Stadium in Marden, South Australia

Marden Sports Complex is a multi-use stadium in Marden, South Australia. It is mainly used for soccer and is the home ground for National Premier League side Adelaide Blue Eagles. It was also used for the 2004 OFC Nations Cup and the 2006 AFC Women's Asian Cup.

The stadium was built in 2000 and has a capacity of 6,000 people.

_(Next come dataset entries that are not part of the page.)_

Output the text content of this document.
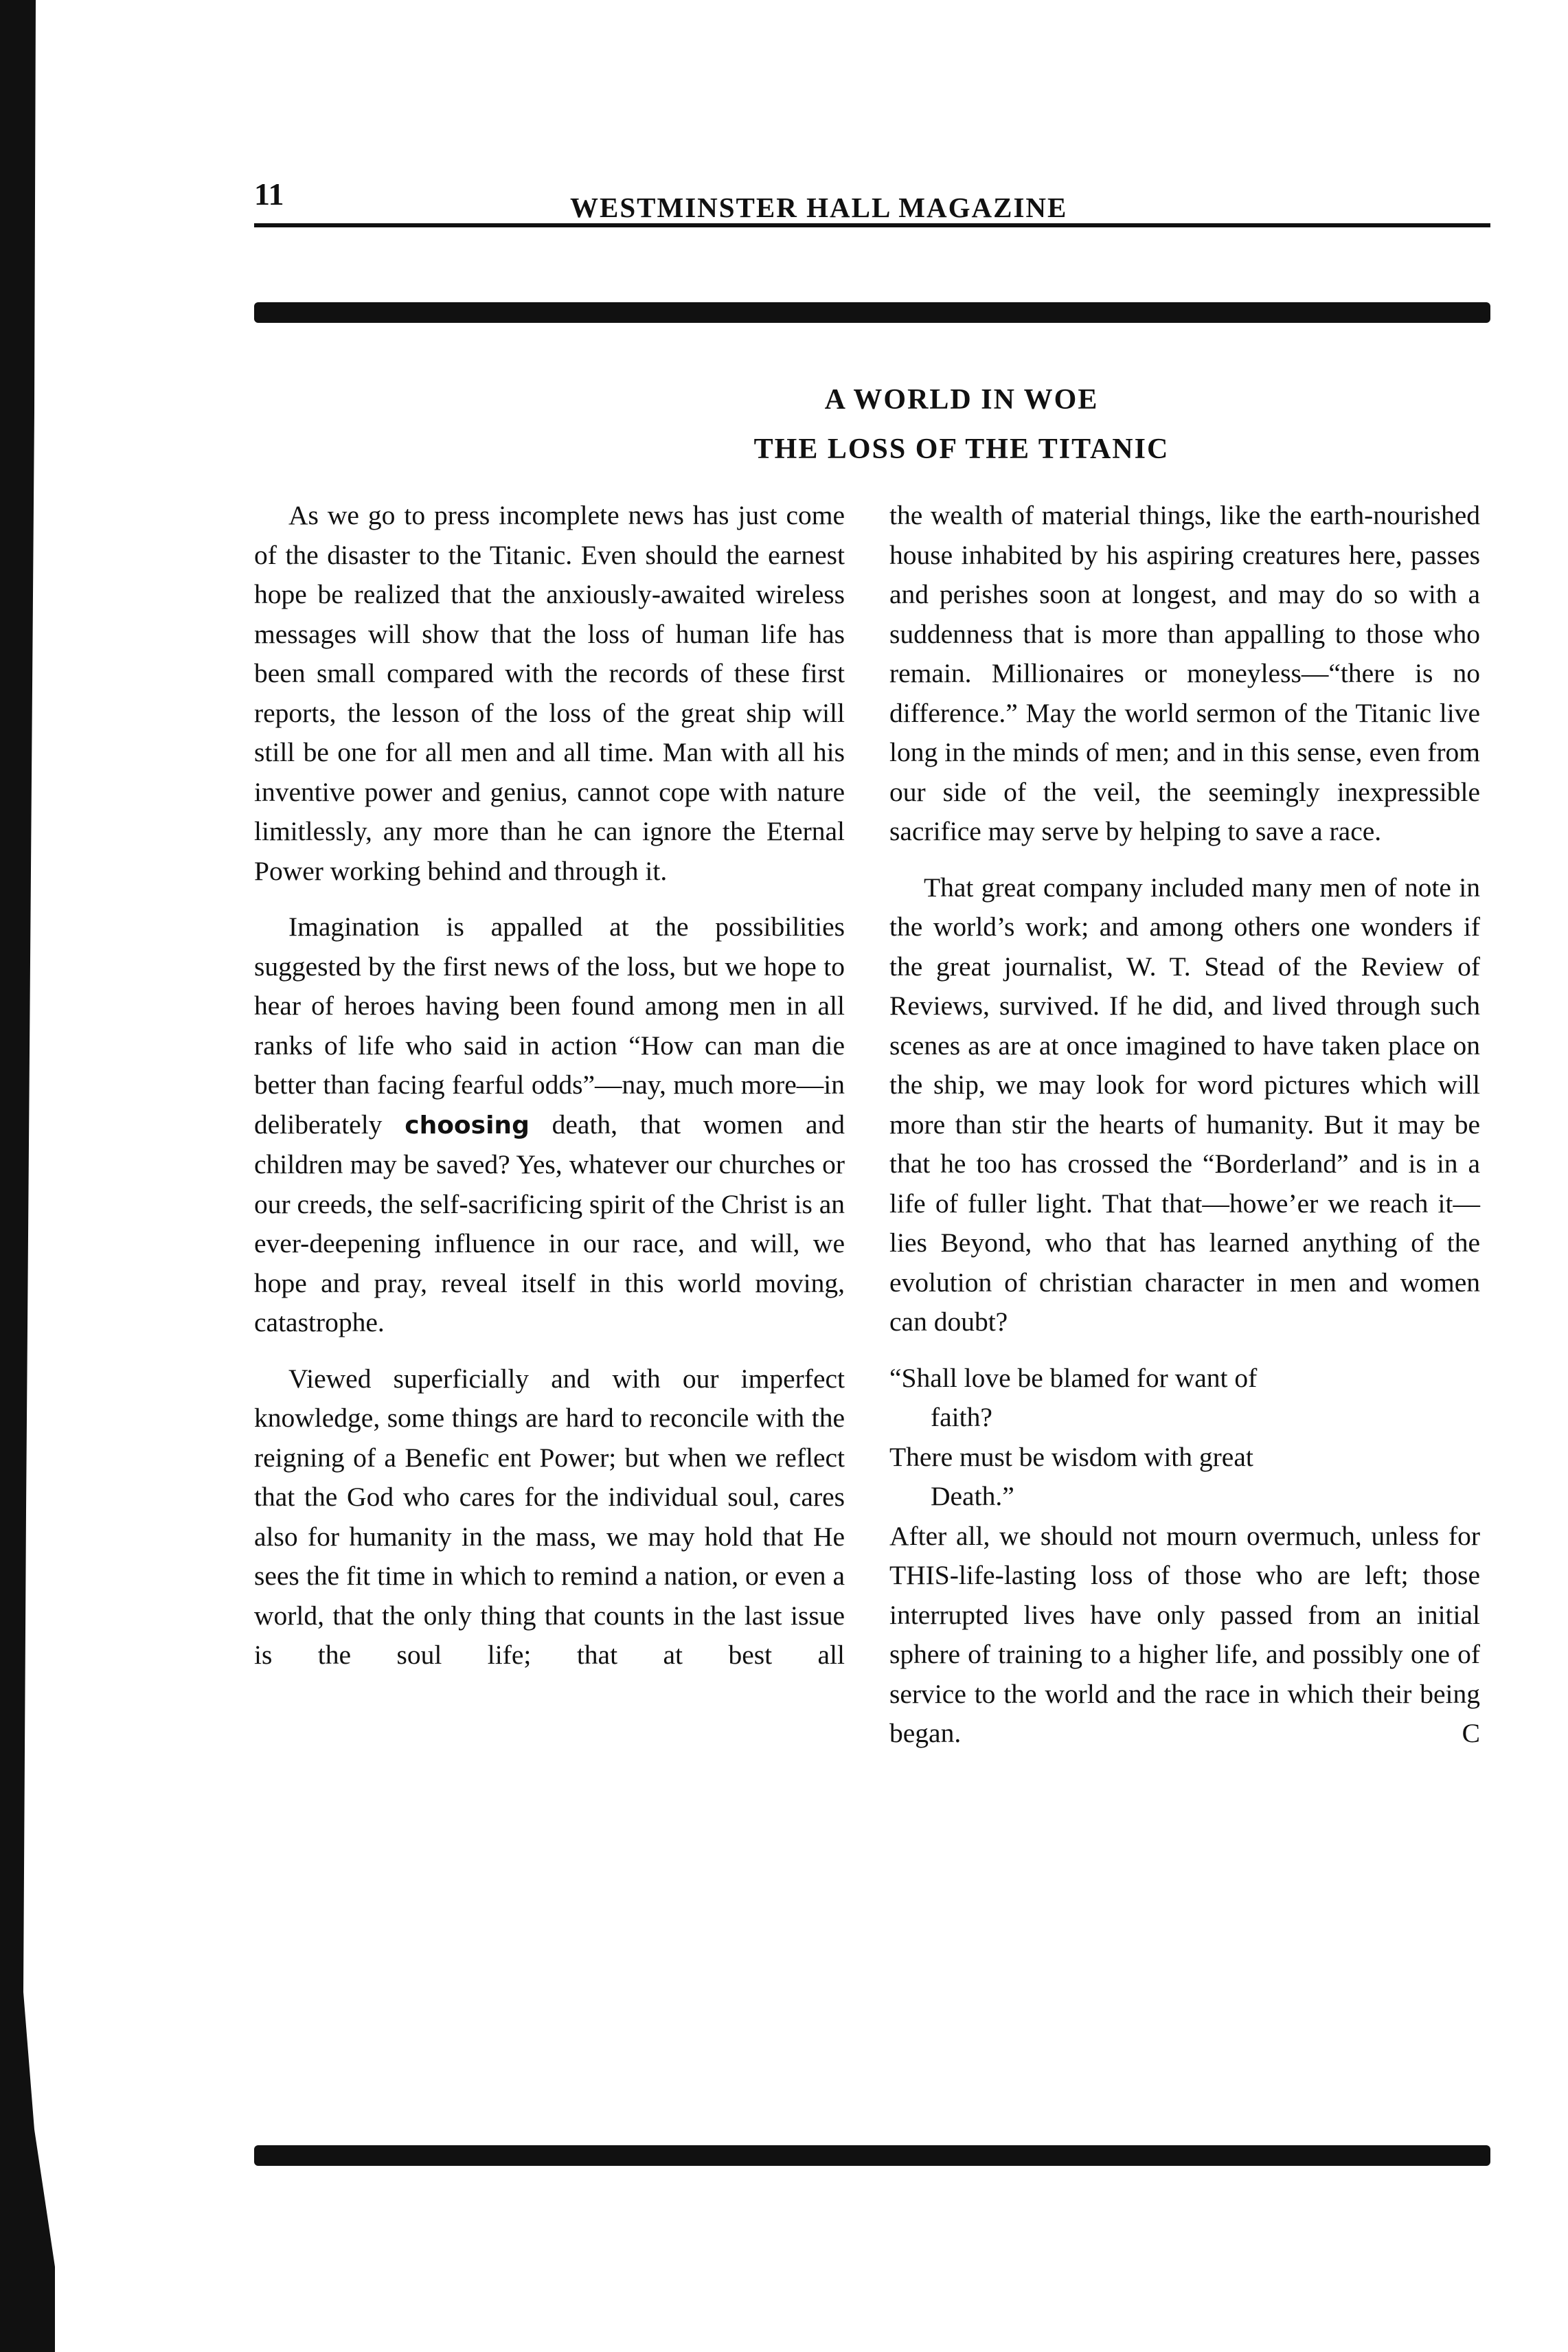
11	WESTMINSTER HALL MAGAZINE
A WORLD IN WOE
THE LOSS OF THE TITANIC

As we go to press incomplete news has just come of the disaster to the Titanic. Even should the earnest hope be realized that the anxiously-awaited wireless messages will show that the loss of human life has been small compared with the records of these first reports, the lesson of the loss of the great ship will still be one for all men and all time. Man with all his inventive power and genius, cannot cope with nature limitlessly, any more than he can ignore the Eternal Power working behind and through it.

Imagination is appalled at the possibilities suggested by the first news of the loss, but we hope to hear of heroes having been found among men in all ranks of life who said in action “How can man die better than facing fearful odds”—nay, much more—in deliberately choosing death, that women and children may be saved? Yes, whatever our churches or our creeds, the self-sacrificing spirit of the Christ is an ever-deepening influence in our race, and will, we hope and pray, reveal itself in this world moving, catastrophe.

Viewed superficially and with our imperfect knowledge, some things are hard to reconcile with the reigning of a Benefic ent Power; but when we reflect that the God who cares for the individual soul, cares also for humanity in the mass, we may hold that He sees the fit time in which to remind a nation, or even a world, that the only thing that counts in the last issue is the soul life; that at best all

the wealth of material things, like the earth-nourished house inhabited by his aspiring creatures here, passes and perishes soon at longest, and may do so with a suddenness that is more than appalling to those who remain. Millionaires or moneyless—“there is no difference.” May the world sermon of the Titanic live long in the minds of men; and in this sense, even from our side of the veil, the seemingly inexpressible sacrifice may serve by helping to save a race.

That great company included many men of note in the world’s work; and among others one wonders if the great journalist, W. T. Stead of the Review of Reviews, survived. If he did, and lived through such scenes as are at once imagined to have taken place on the ship, we may look for word pictures which will more than stir the hearts of humanity. But it may be that he too has crossed the “Borderland” and is in a life of fuller light. That that—howe’er we reach it—lies Beyond, who that has learned anything of the evolution of christian character in men and women can doubt?

“Shall love be blamed for want of

faith?

There must be wisdom with great

Death.”

After all, we should not mourn overmuch, unless for THIS-life-lasting loss of those who are left; those interrupted lives have only passed from an initial sphere of training to a higher life, and possibly one of service to the world and the race in which their being began.	C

It was co-host to the group stage of the 2004 OFC Nations Cup alongside Hindmarsh Stadium, with Marden hosting five games including one Socceroos match, a 6–1 win over Fiji featuring a Tim Cahill hattrick. Two years later the stadium hosted one match of the 2006 AFC Women's Asian Cup, a 5–0 win by the Matildas against Thailand.

It has been used by other Adelaide-based teams for FFA Cup matches, including Adelaide City's famous 1–0 win over A-League side Western Sydney Wanderers. A-League outfit Adelaide United has also hosted FFA Cup matches at the venue including their Round of 32 victory against Wellington Phoenix in 2014, victories against the Newcastle Jets and Melbourne Victory in 2017 and a victory against the Central Coast Mariners in 2018.

Adelaide United's W-League side also plays its home games at the ground.